O’Keefe said the city isn’t considering declaring a state of emergency right now; he said city plows and snow-clearing crews are still working, and there’s no point in calling in resources from the provincial or federal governments right now.
“At this point in time, I would say all levels of government have their hands full,” O’Keefe said.
Michelle Coughlan of Newfoundland Power said that as of 10 a.m. roughly 40-50 per cent of customers in St. John’s had electricity. The problem was the power supply coming from Newfoundland Hydro, Coughlan said, and as Hydro is able to make more electricity available, Newfoundland Power is doing its best to get the lights on in as many homes as possible.
Newfoundland hydro spokeswoman Merissa King said there are several issues affecting power outages on the island.
The main problem, particularly for the Northeast Avalon, is problems at the switchyard at the Holyrood generation plant. That problem started at 6:20 a.m. this morning.
The problem is there’s only one crew member on scene, therefore they must bring in a crew from the Whitbourne depot, but because of the severe road conditions, King said it is unsafe for them to travel right now.

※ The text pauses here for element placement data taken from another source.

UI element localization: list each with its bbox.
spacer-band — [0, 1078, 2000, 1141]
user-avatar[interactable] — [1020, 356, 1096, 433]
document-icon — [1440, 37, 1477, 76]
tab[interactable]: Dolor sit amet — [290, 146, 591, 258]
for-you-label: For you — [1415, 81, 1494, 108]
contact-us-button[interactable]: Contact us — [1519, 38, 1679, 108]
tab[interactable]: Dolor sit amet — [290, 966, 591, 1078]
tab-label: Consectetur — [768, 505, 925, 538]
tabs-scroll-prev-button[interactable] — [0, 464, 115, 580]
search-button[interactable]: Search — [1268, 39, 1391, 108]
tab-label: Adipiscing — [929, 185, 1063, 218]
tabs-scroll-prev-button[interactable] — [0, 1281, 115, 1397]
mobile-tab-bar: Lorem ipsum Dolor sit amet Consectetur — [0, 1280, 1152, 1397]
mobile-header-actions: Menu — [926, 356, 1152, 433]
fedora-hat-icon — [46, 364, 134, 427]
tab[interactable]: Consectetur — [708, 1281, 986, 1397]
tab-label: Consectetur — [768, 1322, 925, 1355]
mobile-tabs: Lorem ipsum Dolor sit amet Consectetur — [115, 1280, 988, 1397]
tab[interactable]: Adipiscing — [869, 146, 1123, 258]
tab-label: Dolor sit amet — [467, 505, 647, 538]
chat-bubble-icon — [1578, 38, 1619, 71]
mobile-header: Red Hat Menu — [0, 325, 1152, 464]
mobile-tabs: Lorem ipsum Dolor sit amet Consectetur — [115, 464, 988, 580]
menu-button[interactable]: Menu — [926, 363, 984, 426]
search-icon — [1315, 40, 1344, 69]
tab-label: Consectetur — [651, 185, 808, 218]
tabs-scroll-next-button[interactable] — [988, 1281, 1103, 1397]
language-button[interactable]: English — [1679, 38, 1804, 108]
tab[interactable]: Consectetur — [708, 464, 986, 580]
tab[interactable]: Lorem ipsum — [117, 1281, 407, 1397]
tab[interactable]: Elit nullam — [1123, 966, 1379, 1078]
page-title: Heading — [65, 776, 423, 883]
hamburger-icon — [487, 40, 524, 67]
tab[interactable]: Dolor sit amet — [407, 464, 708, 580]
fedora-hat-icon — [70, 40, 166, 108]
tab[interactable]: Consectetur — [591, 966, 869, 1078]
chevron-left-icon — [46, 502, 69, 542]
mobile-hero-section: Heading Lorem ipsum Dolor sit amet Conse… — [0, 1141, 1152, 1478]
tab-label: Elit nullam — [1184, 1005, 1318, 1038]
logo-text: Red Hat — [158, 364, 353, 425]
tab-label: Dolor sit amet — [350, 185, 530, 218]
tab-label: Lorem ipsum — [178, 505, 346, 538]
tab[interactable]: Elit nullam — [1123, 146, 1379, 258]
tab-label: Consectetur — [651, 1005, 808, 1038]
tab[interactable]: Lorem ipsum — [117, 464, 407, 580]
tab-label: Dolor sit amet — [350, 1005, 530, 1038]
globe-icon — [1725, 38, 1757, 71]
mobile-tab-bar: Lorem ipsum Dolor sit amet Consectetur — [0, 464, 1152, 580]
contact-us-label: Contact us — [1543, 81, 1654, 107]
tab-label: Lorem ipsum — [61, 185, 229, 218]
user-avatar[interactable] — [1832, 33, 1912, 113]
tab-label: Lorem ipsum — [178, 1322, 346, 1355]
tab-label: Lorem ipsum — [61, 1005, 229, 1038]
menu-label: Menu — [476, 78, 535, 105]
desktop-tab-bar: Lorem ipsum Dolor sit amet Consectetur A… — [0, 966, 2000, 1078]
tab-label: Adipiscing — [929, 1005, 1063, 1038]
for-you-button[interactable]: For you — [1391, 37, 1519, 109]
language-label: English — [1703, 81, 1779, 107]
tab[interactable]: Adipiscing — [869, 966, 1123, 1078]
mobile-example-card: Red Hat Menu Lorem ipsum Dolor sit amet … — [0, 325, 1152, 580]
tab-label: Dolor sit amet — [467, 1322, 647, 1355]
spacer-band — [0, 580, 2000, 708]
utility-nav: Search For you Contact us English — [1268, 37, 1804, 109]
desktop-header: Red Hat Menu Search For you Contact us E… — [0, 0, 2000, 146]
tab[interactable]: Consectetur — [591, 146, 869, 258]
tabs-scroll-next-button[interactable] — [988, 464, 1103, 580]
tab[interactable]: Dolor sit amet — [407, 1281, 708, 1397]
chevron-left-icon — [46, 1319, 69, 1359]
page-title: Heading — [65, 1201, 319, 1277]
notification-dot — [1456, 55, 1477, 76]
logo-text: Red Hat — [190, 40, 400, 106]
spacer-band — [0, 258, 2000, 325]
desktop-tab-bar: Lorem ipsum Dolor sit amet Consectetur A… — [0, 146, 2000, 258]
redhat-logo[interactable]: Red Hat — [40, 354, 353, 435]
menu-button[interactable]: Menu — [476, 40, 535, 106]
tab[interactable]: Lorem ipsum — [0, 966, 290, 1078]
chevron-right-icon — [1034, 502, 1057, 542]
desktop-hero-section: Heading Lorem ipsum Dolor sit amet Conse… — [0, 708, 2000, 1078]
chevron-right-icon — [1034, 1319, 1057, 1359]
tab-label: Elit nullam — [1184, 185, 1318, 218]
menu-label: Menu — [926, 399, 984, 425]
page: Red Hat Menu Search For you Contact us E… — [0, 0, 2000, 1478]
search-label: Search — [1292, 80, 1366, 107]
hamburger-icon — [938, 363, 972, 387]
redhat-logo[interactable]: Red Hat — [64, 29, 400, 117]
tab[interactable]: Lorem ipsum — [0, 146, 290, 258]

They’ve had to work with provincial Fire and Emergency Services to get the roads cleared to bring the crew in.
At this point, King said there’s no sense of how long it will take to get the system back online.
“There’s not much we can do with one crew member,” King said. “Right now we’re playing the waiting game, and working with government to figure out a solution.”
She added that this sort of breakdown is “very unusual.”
Across the island, virtually every region has been having power outage issues, as the island gets slammed by the storm.
Lines in Bay D’Espoir have been knocked out by wind.
More than 40 centimetres of snow has fallen so far, and winds were reportedly sustained at more than 80 kilometres per hour.
O’Keefe’s advice to residents: stay home.
He said the city is working “steady belt” and as the storm subsides, they’ll be able to dig out.
“Enjoy the day and get ready for the clean up,” he said. “Don’t panic, don’t sweat it. The power will come back.”